The first day's walk hugged the coast for a while with great views over Anglesey, before climbing up into mists on high moorland. I played hide and seek in the cloud with hill ponies for a while, before finding a camping pitch overlooking the Ogwen Valley.

Day two was a whopper, with over 6000ft of climbing in warm September sunshine. I chatted with an author in a shelter on Mynydd Perfedd, and got lost while scrambling around on Glyder Fach. A campsite in Capel Curig was a welcome site - the gammon and chips at the nearby cafe an even more welcome one.

I dialled things back on the third day, following miserable looking D of E walkers across sodden bogs to reach the Hafod y Llan campsite at the foot of Snowdon.

My final day took in Snowdon itself. Unfortunately I'd picked a poor day for it, climbing in cloud, descending in cloud, with only the merest glimpse of a view at the summit. Still, it was nice to have a pie in the cafe at the top.

Thanks to a miscalculation, I missed the last bus home on the final day, and found the local campsite was permanently closed. "There's plenty of B&Bs", offered the chaps in the tourist information office. They didn't look impressed when I turned my nose up at that suggestion! Fortunately a quick scout at a map offered a nice hilly vantage point just outside of town where I might be able to find a camping spot.
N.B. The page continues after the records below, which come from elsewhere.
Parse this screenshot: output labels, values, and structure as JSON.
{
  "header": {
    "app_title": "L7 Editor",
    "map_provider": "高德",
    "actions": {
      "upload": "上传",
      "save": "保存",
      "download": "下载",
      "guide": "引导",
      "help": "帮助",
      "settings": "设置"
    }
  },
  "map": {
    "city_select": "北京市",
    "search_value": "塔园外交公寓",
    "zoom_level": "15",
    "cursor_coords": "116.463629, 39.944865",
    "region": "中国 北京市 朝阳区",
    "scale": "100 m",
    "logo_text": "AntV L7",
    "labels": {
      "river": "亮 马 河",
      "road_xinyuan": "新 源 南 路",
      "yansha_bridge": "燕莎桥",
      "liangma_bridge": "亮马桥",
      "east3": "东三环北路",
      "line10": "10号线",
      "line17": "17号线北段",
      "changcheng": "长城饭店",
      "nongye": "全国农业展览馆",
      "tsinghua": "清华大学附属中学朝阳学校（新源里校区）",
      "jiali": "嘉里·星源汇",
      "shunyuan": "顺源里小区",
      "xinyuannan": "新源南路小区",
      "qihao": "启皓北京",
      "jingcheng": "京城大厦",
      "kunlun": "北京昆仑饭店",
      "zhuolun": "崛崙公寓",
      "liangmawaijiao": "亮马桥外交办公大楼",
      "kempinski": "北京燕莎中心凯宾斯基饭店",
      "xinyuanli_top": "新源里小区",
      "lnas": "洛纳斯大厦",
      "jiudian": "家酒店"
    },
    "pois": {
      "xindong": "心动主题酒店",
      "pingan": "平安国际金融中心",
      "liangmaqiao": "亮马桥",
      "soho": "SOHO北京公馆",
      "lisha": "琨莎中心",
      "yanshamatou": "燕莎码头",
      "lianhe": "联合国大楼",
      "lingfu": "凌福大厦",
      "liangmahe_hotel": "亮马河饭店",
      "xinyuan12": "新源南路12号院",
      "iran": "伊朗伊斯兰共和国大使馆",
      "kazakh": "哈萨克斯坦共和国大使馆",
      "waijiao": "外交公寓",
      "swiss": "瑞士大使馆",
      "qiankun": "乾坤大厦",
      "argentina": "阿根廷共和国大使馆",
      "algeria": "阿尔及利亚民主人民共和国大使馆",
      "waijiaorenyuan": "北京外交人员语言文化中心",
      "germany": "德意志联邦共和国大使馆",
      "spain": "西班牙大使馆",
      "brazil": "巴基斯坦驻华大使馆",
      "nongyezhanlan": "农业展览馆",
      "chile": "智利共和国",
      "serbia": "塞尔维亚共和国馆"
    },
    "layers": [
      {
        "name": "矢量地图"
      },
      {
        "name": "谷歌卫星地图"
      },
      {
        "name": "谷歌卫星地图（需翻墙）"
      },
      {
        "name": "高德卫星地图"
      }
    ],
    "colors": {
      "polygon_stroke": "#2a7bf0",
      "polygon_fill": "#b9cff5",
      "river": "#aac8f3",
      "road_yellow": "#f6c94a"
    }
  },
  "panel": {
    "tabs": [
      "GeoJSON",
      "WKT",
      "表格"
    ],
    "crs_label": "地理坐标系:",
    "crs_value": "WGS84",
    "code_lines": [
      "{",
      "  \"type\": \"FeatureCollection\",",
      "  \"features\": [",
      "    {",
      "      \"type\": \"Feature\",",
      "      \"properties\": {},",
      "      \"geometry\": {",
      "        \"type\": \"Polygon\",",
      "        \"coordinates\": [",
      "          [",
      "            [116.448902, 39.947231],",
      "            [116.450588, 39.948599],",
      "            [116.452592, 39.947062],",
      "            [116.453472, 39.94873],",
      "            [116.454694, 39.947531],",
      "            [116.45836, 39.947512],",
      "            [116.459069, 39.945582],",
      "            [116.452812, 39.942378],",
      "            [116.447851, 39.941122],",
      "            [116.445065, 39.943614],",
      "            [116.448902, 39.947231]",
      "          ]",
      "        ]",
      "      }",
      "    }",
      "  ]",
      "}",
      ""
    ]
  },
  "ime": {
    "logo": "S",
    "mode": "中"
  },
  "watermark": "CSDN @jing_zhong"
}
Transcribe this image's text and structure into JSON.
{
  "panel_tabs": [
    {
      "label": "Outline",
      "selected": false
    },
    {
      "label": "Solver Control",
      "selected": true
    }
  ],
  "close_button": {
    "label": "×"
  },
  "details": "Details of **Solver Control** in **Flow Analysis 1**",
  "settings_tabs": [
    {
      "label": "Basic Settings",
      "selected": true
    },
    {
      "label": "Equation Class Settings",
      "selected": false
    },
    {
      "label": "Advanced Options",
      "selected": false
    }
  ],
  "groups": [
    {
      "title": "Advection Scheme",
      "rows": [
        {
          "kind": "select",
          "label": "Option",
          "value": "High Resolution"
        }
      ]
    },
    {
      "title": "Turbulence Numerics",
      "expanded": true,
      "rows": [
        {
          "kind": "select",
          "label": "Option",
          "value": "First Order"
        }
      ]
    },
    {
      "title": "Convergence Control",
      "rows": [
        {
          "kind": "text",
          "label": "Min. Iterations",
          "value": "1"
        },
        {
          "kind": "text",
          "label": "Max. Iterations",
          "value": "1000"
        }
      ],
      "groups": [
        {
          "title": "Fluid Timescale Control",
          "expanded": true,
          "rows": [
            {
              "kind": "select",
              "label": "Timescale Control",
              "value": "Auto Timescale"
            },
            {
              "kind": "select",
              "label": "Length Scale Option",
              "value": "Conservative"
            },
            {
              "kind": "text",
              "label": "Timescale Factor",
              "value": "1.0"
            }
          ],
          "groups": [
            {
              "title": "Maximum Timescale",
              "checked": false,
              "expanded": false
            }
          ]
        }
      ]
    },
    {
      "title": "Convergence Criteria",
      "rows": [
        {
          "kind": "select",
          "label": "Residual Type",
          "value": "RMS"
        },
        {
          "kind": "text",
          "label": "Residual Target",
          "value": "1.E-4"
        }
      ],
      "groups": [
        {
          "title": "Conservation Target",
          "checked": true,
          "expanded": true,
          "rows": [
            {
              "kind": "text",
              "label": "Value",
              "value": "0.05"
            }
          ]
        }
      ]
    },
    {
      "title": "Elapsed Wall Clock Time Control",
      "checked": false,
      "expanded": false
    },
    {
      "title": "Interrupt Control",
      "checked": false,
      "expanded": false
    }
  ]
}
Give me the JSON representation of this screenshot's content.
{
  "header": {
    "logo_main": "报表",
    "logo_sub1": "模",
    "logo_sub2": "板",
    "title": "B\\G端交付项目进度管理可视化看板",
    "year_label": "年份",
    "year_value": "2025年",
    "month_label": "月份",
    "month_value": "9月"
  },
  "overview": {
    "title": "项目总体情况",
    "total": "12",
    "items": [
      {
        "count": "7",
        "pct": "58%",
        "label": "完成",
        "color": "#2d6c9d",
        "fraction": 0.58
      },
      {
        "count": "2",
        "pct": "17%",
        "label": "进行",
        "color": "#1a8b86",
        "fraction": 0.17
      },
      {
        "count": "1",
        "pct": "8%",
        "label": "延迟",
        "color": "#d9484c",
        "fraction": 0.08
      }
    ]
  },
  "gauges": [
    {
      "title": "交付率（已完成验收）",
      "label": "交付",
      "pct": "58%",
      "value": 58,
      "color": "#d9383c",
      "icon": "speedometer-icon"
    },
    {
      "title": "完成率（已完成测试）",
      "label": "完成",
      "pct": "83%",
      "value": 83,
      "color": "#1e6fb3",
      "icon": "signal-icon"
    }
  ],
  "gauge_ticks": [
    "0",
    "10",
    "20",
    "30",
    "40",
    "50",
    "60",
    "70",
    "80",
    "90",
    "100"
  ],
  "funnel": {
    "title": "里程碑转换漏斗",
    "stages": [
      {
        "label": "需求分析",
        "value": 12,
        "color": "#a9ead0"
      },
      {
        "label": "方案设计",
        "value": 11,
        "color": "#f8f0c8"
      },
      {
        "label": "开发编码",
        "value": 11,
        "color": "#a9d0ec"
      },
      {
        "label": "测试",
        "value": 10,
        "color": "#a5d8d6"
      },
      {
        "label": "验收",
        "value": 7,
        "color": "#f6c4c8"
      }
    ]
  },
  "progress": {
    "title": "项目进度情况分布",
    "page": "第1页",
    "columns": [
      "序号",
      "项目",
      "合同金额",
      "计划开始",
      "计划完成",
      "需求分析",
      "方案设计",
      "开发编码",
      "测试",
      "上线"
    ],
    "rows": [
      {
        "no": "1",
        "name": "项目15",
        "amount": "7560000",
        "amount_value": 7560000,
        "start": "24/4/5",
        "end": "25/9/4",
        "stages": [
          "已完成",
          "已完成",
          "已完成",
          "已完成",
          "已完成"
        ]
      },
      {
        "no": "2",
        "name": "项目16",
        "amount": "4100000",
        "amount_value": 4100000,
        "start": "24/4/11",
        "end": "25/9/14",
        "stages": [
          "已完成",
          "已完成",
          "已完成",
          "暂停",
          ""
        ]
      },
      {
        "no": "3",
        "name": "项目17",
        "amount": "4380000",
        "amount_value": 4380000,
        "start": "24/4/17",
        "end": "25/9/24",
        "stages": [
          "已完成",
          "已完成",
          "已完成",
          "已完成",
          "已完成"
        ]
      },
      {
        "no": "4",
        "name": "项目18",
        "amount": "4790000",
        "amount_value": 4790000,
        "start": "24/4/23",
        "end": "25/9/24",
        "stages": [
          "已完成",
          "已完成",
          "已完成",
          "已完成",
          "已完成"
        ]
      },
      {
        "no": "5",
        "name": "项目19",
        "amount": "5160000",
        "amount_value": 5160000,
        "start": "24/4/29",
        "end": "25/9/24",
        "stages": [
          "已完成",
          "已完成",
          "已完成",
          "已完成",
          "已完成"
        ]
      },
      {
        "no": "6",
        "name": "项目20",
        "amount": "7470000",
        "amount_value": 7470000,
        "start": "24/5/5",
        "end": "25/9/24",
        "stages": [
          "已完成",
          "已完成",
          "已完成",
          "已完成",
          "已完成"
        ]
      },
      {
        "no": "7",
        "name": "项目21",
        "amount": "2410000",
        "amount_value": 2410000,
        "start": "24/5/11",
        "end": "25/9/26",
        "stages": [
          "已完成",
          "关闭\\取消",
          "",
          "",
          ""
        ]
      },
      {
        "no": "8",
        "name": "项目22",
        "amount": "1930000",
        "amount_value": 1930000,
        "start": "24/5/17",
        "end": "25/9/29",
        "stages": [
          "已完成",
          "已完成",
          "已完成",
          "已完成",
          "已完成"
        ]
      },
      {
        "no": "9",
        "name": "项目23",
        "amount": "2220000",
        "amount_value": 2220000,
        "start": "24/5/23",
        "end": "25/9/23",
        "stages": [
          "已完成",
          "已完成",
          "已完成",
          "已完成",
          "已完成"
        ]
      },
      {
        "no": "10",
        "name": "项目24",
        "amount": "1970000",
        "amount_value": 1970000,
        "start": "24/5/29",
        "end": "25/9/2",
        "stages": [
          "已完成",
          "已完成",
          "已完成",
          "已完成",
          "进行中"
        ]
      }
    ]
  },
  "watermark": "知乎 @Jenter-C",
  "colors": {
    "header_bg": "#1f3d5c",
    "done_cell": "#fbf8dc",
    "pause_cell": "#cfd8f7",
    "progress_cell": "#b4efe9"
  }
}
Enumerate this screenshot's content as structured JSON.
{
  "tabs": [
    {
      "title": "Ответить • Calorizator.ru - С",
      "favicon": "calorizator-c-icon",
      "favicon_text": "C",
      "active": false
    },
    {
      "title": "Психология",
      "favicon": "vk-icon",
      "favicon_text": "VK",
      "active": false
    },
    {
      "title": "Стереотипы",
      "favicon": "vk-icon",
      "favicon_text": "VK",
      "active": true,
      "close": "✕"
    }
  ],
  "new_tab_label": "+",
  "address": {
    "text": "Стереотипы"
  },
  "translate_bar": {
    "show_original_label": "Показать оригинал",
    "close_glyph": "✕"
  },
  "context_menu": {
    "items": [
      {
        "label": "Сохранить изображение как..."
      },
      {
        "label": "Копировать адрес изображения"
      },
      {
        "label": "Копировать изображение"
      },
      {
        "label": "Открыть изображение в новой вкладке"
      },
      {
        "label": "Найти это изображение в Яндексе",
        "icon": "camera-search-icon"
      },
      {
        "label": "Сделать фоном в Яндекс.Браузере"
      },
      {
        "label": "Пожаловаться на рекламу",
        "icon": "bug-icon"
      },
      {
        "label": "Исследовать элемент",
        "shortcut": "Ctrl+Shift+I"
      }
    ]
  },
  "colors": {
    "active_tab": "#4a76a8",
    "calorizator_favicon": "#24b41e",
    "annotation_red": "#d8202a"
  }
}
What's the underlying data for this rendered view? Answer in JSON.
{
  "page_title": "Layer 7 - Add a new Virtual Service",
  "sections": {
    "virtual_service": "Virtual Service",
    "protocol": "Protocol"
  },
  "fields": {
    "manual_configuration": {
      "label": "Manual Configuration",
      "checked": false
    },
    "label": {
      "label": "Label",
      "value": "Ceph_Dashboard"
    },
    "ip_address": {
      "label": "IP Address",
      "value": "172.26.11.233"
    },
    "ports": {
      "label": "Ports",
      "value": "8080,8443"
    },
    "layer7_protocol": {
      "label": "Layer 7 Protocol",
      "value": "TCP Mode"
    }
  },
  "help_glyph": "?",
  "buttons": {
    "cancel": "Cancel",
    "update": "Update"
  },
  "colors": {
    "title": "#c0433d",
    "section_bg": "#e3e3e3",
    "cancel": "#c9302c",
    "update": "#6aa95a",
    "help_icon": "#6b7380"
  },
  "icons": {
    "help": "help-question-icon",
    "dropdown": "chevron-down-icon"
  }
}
Dashing up the hill to catch the last of the light, I chatted briefly with a hiker out collecting fungi, before I found a tiny grassy patch at the summit, tucked in between brittle burnt gorse branches and jagged rocks.

One chilly overnighter, a brisk jog down the hill, two more missed buses (doh!), one closed road, and two further buses later, I finally picked up a train on the mainline from Bangor and headed home.